Effect of acute administration of aspirin and compounds 5 and 7 on mechanical hyperalgesia associated with inflammatory pain in CFA-injected mice. Inflammatory pain was induced by the intraplantar injection of CFA. Control animals were treated with vehicles. Mechanical hyperalgesia was evaluated by the Paw Pressure test, and data are expressed as the latency of animal paw withdrawal (s). Twenty-four hours after CFA injection, aspirin (10–200 mg kg^–1; MW 180.16; A), 7 (220–330 mg kg^–1; MW 196.22; B), and 5 (270–405 mg kg^–1; MW 243.13; C) were orally administered and measurements assessed before and every 20 min after injection. ^∧∧p < 0.01 vs CTR + vehicle treated animals. *p < 0.05 and **p < 0.01 vs pretest (0 min). Each value represents the mean of 6 mice performed in 2 different experimental sets.

Figure 6

Effect of acute administration of aspirin, 5, and 7 on mechanical allodynia associated with inflammatory pain in CFA-injected mice. Inflammatory pain was induced by the intraplantar injection of CFA. Control animals were treated with vehicles. Mechanical allodynia was evaluated by the Von Frey test, and data are expressed as the weight (g) that the animal tolerated on the paw.
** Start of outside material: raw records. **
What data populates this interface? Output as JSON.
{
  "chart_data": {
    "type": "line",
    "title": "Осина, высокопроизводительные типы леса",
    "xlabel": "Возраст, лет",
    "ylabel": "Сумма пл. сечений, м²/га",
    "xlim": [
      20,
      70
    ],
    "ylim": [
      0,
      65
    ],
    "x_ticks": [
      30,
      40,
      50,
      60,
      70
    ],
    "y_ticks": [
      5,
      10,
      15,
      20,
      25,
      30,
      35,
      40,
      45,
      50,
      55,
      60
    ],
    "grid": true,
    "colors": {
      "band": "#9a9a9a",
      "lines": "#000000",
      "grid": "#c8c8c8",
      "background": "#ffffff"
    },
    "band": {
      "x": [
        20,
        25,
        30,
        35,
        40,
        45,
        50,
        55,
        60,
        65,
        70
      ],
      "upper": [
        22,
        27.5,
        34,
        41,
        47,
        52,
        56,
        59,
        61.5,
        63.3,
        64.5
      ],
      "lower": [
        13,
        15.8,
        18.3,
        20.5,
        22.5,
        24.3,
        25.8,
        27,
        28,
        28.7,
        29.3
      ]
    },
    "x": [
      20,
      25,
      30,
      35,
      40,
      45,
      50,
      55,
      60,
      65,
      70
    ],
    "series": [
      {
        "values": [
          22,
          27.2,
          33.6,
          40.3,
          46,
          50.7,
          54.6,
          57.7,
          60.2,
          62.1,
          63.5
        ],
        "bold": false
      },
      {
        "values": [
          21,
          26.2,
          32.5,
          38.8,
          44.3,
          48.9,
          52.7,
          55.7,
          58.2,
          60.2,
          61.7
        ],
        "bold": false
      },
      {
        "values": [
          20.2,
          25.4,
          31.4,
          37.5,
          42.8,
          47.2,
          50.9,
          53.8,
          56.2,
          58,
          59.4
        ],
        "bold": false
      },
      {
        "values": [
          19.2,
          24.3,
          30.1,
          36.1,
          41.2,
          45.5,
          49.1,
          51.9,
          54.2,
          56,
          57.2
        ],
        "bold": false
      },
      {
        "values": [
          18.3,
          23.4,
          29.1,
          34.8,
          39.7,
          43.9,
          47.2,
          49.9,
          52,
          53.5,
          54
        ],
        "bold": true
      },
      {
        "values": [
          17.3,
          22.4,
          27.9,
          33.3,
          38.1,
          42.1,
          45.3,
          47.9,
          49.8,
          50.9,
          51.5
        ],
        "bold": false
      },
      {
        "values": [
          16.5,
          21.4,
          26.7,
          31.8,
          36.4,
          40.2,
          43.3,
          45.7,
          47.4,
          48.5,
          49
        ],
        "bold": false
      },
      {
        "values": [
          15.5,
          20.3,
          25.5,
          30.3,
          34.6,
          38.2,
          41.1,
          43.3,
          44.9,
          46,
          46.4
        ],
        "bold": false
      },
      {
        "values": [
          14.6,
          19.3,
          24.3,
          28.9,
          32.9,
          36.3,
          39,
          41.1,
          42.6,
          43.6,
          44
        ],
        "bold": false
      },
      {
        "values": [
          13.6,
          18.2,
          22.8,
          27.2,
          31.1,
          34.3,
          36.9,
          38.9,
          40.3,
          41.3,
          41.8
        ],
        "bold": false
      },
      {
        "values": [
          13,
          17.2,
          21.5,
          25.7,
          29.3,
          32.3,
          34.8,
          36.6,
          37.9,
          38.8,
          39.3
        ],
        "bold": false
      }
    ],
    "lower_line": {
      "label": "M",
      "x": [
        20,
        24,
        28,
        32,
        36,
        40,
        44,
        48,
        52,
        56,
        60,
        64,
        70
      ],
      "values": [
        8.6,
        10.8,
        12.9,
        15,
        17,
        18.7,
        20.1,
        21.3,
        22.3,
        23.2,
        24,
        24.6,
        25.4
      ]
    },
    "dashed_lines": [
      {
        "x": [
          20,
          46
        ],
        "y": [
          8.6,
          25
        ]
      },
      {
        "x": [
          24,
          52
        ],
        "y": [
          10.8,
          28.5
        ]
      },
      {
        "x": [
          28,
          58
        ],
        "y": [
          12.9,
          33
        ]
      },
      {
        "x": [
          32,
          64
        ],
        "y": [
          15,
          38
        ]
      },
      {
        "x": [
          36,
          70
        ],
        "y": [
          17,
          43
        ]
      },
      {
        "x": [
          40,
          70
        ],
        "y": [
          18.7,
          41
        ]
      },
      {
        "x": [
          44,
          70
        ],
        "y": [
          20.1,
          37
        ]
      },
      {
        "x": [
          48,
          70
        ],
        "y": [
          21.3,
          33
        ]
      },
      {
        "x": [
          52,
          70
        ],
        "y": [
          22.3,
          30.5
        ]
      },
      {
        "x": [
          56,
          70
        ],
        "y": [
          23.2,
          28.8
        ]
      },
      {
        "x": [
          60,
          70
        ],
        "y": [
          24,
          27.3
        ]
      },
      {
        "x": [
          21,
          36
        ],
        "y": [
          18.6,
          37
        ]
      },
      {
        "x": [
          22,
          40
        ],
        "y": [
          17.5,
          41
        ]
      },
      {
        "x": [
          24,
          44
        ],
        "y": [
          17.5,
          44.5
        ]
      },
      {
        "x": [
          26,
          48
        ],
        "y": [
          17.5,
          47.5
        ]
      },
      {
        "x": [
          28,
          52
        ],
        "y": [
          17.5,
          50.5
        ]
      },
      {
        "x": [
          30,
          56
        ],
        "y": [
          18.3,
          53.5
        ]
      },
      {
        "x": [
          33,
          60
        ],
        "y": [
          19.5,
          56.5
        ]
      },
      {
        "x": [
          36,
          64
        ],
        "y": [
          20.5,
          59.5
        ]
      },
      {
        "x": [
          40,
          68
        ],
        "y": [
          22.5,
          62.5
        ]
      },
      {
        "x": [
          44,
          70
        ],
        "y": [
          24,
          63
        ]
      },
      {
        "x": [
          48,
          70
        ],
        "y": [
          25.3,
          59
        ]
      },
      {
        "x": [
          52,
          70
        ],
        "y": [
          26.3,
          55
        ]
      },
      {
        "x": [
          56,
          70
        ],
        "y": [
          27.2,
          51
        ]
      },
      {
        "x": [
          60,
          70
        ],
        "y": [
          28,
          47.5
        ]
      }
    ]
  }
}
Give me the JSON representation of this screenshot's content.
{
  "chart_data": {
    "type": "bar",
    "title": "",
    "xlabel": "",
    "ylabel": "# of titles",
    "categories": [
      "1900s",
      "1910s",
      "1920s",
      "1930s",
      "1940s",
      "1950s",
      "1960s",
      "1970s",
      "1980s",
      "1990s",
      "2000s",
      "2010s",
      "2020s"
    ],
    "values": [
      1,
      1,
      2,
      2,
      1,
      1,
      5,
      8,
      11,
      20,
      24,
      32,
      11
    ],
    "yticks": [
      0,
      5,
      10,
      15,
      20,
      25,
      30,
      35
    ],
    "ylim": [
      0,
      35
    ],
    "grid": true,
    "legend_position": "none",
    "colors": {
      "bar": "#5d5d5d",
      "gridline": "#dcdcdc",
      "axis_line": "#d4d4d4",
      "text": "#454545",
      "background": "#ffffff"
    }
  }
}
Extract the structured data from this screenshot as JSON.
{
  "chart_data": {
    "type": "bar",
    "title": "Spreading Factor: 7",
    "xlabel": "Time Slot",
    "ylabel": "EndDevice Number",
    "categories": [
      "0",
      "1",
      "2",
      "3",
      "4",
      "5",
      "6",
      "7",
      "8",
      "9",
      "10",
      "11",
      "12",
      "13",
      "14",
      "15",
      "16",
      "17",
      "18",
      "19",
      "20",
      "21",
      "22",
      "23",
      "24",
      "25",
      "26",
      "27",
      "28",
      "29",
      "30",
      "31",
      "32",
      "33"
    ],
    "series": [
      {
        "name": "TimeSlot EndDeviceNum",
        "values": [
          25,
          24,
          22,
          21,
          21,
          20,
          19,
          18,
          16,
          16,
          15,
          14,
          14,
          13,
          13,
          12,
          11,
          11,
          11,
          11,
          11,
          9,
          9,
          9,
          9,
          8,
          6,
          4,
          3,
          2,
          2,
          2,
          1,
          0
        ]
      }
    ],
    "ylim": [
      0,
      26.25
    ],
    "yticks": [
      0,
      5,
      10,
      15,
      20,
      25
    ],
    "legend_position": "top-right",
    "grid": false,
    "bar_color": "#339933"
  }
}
Twenty-four hours after CFA injection, aspirin (50–200 mg kg^–1; MW 180.16; A), 7 (220–330 mg kg^–1; MW 196.22; B), and 5 (270 mg kg^–1; MW 243.13; C) were orally administered and measurements assessed before and every 20 min after injection. ^∧∧p < 0.01 vs CTR + vehicle treated animals. *p < 0.05 and **p < 0.01 vs pretest (0 min). Each value represents the mean of 6 mice performed in 2 different experimental sets.

Figure 7

Effect of aspirin and compound 7 on trans-epithelial permeability. FITC-dextran fluorescence intensity measured in Caco-2 cells treated with aspirin (10 mM) or compound 7 (10 mM and 16.5 mM) for 72 h. Each column represents the mean ± SEM (n = 5 independent experiments). *P < 0.05 significant difference versus control cells (CTR).